It’s taken me a while to finish trying out the Asus Strix Scar II launched late last year, but it’s always worth the trouble to check out a great gaming notebook that balances power and looks.
Sleek and tidy, it easily stands out easily from the crowd, which are either full of bling or stuck in old bulky designs from the past.
Everything feels solid to touch, starting from the brushed metal finish on the lid to the perforated bottom that lets air out for ventilation. Everything’s a little understated and that’s a good change from the over-the-top designs we’ve had for a long time now.
Yes, there’s a slight camo design and there are still some lights at the bottom, but this doesn’t scream “gamer” like much of what you would have seen if you’re in the market for a gaming notebook.

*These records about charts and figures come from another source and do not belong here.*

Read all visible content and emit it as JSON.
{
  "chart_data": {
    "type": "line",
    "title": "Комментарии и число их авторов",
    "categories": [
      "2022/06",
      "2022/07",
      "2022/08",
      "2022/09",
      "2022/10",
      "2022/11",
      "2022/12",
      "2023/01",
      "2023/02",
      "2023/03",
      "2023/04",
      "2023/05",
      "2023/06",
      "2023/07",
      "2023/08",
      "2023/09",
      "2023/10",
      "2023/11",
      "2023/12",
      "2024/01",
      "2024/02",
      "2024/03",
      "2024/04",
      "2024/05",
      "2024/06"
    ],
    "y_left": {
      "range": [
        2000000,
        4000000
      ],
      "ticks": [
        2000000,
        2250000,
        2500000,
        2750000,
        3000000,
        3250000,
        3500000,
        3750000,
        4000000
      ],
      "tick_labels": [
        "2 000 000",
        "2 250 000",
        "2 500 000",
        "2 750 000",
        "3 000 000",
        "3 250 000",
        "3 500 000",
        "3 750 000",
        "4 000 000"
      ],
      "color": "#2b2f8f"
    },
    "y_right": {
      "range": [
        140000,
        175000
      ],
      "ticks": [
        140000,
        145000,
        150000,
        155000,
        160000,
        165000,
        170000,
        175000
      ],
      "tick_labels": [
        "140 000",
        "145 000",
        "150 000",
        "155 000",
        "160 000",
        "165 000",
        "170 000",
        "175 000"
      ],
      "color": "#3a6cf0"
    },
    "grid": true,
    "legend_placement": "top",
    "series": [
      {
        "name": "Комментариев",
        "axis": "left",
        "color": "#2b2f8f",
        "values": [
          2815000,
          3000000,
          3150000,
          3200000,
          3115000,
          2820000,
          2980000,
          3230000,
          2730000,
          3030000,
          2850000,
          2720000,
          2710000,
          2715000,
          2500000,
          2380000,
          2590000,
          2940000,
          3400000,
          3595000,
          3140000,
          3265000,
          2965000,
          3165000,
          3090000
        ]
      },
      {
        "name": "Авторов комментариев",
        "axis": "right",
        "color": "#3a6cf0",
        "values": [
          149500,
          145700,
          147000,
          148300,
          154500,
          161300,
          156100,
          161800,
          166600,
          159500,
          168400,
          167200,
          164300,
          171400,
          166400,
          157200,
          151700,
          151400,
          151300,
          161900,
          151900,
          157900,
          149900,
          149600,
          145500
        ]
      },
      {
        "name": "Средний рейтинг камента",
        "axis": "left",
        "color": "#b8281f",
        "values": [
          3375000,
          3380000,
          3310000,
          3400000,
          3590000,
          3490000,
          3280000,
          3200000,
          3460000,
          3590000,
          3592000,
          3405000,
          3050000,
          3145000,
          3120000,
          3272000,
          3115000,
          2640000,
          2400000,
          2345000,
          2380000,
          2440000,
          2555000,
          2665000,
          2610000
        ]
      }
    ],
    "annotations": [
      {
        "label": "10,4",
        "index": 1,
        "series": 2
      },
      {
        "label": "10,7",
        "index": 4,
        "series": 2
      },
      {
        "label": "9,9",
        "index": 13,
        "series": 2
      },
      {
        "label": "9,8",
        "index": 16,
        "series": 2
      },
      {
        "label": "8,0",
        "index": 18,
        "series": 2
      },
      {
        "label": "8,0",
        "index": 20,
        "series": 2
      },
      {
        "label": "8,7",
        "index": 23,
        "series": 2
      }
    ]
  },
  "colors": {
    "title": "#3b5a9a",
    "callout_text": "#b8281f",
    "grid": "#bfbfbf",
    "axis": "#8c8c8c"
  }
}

The GL504GS model I tested comes with an Nvidia GeForce GTX 1070 graphics chip as well as a 15.6-inch Full HD screen. The 2.4kg machine is just about portable if you want to bring it over to a friend’s place for a long gaming session.
There are other versions of the Scar II that sport the newer GTX 2070 graphics chip launched earlier this year, as well as a larger 17-incher for folks who don’t mind the bulk.
With the rest of the components, such as an Intel Core i7-8750H, 16GB of RAM and a 256GB solid state drive backed up with a 1TB hard disk, the Scar II GL504GS I had is a middle-of-the-road model in the lineup.
That’s no slouch, of course. Billed as an e-sports model for folks serious about taking their gaming to a professional level, plus those who think they are that good, the Scar II performs as you’d expect.
In synthetic 3DMark tests that measure how well a PC performs with simulations of graphics-intensive games, the Asus laptop jumped through the hoops effortlessly.
In the Time Spy subtest, which stresses out PCs with its DirectX 12 routine, the Scar II came back with an impressive score of 5,444 that reflects its pedigree.
Its result is ahead of the score of 3,969 on the HP Omen 15 I tested last year that came with a slightly slower Nvidia GTX 1060 graphics chip. A Dell G7 notebook that I also tested last year came back with a score of 3,775.
In other 3DMark subtests, the Asus notebook didn’t disappoint, either. It scored 14,191 in Fire Strike, 34,399 in Sky Diver and 35,890 in Cloud Gate.
To get a sense of real-world performance, I fired up the Battlefield V shooter from late last year and the Scar II did extremely well too. It hardly broke sweat.
In the early single-player campaign missions, I recorded consistent frame rates of solidly 60 frames per second, with all the eye candy turned on with Ultra settings.
Usually, you aim for 60 frames per second to get super smooth action on screen, and to avoid hang-ups during intense action that could cost you a game.
Here, the GTX 1070 graphics chip on the Scar II stands clearly ahead the slower GTX 1060 on the Dell and HP machines that sported it. On Full HD resolution, with the pretty effects turned on, the faster graphics chip is what you’d want to spend your money on.
What about everyday performance? The gaming-class hardware has the muscle to crunch through your spreadsheets and handle your videoconference calls, though a benchmark test turned out a bit of a surprise.
In PCMark 10, which measures performance in tasks like office productivity, the Scar II scored only 4,104. This is surprisingly lower than what I got on the HP Omen 15 (4,319) and Dell G7 (5,031).
To be fair, I suspect you would rather play games on this purpose-built machine. The good news is that the keys here are well thought-out. There is good key travel and space between keys.
Plus, the AWSD keys, used the most in first-person shooters, stand out with their own unique lighting options. Cool, if you’re into that, but for me, that also makes the keys easier to find in a dim room.
Perhaps what’s more important is the 144Hz refresh rate on the Full HD display. Together with the 3-millisecond response time, it ensures that you don’t slow down when things are happening fast all around you, say, when you’re getting into a close-range shootout.
There are a lot of things I like about the Scar II, particularly its thermal design. As a manufacturer of motherboards, Asus has shown its expertise here in designing a notebook that runs cool even with a high-performance graphics engine.
All the heat is pushed to the back of the laptop using two 12-volt fans and a new heatpipe design. This means the top of the laptop, especially the area where you rest your palms, feels cool and comfortable even when things are spinning up.
I like it that the machine stays cool even with hours of gaming. Plus, the non-slip and fingerprint-free design earns points too for both practical and aesthetic appeal.
Asus is certainly banking on these features to sell its laptop. The Scar II model I reviewed costs S$3,398, which isn’t cheap compared to some of its rivals that may be going for under S$3,000.
However, if you value its superior design and overall quality, I’d say the new Asus notebook should be high on your shopping list. It’s a solid gaming machine.